Villages where trained community health workers provided malaria diagnosis and treatment enjoyed big falls in two strains – a 70% decline in Plasmodium falciparum and a 64% drop in Plasmodium vivax –malaria incidence for each year of operation, the scientists say in a study published in BMC Medicine.
But as malaria fell so did the number of people being screened. When community health workers began offering a broader package of health services – including for tuberculosis (TB), respiratory tract infections, malnutrition and diarrhoea, while continuing to screen for malaria – health improved and so did malaria control.
“To maintain effective malaria control in hard-to-reach areas village health workers were trained both to screen and treat malaria and to handle other common health care needs,” said study author Oxford Prof Frank Smithuis, director of the Myanmar Oxford Clinical Research Unit (MOCRU) and the NGO Medical Action Myanmar (MAM) in Yangon.
“This significantly reduced malaria transmission and kept patients coming in to be screened for malaria, which is essential if we are to eliminate malaria in Myanmar,” Prof Smithuis explained.
The study did a retrospective analysis of over half a million malaria rapid diagnostic tests conducted between 2011 and 2016 by 1,335 community health workers supported by MAM in cooperation with the Myanmar Department of Health.
These results have important implications for Myanmar and other Southeast Asian countries racing to eliminate malaria.
‘Basic health services boost fight against malaria’
“This study demonstrates that to eliminate malaria in hard to reach areas, community health workers’ networks should be offering malaria screening and treatment and basic health care,” said study contributor Mahidol and Oxford University Prof Sir Nicholas White.
“Training health workers to just screen for malaria is not sustainable. These community health workers must offer a package for common health problems. This will sustain the popularity of the community health workers’ services, benefit the accessibility of health services for the community and ensure that malaria is eliminated and then stays eliminated.”
Dr Alistair McLean, lead author of the study, said: “Many of the people we studied lived in communities with no medical care of any kind other than informal local healthcare providers [quacks] and so remote that it could take several days of hard travel to reach them.
“Offering people in hard-to-reach communities a package of basic quality health services is essential to prevent malaria resurgence.”
The project was funded by The Global Fund to Fight AIDS, Tuberculosis and Malaria, the 3 Millennium Development Goal Fund, Planet Wheeler Foundation, Kadoorie Charitable Foundation, DAK Foundation, and The Wellcome Trust (UK).
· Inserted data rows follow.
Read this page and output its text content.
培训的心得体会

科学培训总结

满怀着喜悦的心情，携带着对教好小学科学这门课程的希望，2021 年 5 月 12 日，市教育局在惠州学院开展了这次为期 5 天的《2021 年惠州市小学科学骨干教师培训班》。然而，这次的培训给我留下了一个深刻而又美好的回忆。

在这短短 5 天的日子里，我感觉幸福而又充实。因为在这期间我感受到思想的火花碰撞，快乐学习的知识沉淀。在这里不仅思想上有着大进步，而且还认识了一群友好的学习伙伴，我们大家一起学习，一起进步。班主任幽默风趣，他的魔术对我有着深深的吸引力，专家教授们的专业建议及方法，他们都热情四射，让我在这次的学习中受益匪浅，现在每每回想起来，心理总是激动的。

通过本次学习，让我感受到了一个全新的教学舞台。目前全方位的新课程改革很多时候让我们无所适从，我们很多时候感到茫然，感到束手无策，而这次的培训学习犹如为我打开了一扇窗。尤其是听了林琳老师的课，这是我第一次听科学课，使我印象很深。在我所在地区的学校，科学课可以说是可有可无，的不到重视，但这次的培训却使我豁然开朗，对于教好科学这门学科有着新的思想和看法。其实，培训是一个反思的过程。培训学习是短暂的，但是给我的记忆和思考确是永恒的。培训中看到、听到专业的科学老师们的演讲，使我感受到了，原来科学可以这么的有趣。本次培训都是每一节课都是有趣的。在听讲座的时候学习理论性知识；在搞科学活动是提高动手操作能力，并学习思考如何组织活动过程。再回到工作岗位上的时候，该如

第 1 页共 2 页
Medical Action Myanmar supports a network of 750 community health workers to provide basic health care in the most remote villages in north and eastern Myanmar – Kachin, Karen, Kayah, Mon states and Tanintharyi division.
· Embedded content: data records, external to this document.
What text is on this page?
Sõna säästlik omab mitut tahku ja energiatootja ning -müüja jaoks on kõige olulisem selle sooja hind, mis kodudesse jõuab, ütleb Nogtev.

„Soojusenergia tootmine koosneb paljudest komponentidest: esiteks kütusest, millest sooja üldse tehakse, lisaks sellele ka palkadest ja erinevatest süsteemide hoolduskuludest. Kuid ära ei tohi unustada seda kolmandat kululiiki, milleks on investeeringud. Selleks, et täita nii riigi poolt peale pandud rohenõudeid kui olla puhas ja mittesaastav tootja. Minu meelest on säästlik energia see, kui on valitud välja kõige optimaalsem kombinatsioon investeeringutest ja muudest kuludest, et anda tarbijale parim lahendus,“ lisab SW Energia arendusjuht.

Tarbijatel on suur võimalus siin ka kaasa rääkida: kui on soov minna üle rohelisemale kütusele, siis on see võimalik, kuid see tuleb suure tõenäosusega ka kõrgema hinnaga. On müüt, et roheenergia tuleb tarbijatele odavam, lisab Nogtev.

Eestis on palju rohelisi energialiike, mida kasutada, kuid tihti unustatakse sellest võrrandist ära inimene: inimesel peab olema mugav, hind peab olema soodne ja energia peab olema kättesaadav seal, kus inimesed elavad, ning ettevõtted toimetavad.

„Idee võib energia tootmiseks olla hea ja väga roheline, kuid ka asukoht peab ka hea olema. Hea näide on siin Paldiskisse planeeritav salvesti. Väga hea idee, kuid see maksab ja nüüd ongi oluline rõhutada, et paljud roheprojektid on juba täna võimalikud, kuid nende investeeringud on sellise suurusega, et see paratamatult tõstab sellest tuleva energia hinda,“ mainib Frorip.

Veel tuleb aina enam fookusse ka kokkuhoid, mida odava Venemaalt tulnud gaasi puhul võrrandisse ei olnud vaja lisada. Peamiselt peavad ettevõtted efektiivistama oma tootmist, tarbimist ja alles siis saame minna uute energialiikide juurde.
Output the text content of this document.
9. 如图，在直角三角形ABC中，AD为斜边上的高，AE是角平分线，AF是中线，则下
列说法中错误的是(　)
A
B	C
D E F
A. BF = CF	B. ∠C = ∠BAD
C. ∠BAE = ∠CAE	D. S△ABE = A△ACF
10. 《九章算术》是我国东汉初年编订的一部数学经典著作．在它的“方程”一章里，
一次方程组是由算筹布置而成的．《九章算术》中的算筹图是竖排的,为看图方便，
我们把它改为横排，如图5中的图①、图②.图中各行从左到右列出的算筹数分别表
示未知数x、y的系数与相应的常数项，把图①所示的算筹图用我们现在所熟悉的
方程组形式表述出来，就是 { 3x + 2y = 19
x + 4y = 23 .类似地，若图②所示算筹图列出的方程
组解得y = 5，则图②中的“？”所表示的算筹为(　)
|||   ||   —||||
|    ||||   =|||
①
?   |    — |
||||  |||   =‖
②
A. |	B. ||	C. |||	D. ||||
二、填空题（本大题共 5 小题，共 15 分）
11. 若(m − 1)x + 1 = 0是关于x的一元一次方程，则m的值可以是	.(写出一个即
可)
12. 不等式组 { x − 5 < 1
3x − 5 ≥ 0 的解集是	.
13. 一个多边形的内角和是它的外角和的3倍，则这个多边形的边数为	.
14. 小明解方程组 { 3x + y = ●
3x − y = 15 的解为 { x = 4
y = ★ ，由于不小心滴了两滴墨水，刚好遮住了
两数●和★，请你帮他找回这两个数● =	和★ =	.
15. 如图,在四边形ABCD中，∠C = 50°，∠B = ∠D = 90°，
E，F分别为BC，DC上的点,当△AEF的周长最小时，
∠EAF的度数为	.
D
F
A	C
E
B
“Due to the remoteness of the villages and the small size of the villages, this project is very labor intensive. A lot of effort has to be made to reach relatively small groups of people. However, these villagers need it most. They never got any form of healthcare services so far and this is the first time that they have a trained healthcare worker with reliable tests and treatment in their villages,” the MAM website explains.